- Founded: 1947
- Founder: Charles Aron Evelyn Aron Fred Brount Mildred Brount Art Spiegel
- Defunct: 1951
- Status: Defunct
- Genre: Blues, jazz
- Country of origin: U.S.

= Aristocrat Records =

American record label (1947–1951)

Aristocrat Records, sometimes billed as the Aristocrat of Records, was founded in April 1947 by Charles and Evelyn Aron, together with their partners Fred and Mildred Brount and Art Spiegel. By September, Leonard Chess had invested in the young record company. Over time, Leonard bought the others out, and by 1948, only he and Evelyn Aron ran the firm. By early 1950, Leonard and his brother Phil had become the sole owners, and in June of that year they changed the company's name from Aristocrat to Chess Records.

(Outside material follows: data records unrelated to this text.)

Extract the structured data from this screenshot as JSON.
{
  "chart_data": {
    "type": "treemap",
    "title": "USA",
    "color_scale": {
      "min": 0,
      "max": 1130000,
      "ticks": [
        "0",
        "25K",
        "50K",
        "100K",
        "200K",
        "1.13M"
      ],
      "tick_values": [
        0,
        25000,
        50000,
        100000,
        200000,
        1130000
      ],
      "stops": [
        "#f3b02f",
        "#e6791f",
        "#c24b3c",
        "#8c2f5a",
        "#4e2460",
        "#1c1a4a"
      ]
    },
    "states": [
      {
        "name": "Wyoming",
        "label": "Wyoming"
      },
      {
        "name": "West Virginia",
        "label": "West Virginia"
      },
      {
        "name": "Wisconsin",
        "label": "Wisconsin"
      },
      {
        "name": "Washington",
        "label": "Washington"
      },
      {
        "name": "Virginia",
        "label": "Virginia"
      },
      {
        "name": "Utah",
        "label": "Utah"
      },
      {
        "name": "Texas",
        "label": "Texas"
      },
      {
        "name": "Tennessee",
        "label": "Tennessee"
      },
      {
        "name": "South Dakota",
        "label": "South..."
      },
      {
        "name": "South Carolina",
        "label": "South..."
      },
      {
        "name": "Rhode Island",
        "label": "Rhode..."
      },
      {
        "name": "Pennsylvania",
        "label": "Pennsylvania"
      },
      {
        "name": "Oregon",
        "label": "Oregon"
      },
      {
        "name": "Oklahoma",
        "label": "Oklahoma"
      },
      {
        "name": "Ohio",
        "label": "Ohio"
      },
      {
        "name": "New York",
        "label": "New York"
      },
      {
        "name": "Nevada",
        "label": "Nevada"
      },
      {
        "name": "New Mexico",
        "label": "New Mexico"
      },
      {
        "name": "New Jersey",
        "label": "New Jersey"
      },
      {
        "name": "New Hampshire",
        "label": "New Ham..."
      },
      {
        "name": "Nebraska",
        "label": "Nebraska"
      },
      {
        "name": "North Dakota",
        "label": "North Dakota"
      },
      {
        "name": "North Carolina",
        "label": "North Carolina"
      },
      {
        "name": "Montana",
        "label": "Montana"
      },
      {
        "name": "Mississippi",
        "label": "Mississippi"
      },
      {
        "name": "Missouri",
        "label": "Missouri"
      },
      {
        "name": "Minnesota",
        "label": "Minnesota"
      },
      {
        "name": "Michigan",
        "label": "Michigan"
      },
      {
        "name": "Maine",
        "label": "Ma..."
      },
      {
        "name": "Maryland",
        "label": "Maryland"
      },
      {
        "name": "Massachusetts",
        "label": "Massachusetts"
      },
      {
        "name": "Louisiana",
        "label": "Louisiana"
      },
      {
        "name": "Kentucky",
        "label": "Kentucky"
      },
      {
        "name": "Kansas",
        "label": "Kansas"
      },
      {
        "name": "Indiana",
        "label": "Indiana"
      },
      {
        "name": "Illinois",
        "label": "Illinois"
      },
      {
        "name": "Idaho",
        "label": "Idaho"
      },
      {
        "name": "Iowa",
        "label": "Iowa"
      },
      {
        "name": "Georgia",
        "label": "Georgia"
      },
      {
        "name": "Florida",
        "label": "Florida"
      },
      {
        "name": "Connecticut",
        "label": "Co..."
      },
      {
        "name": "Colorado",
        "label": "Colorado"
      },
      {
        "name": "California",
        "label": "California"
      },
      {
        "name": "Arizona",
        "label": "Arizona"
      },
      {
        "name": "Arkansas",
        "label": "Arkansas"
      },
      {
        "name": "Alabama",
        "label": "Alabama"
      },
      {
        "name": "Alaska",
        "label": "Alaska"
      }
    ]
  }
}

The Aristocrat brand was officially discontinued in January 1951.

In three years, Aristocrat released 183 songs, and recorded 18 more that were later released under the new Chess label.

On August 27, 1947, Muddy Waters made his first recordings for Aristocrat, which produced the single "Gypsy Woman" b/w "Little Anna Mae". Backing him were bassist Ernest "Big" Crawford and pianist Sunnyland Slim. After a second session in December 1947, Aristocrat released "I Can't Be Satisfied" b/w "Feel Like Goin' Home," which became a minor hit.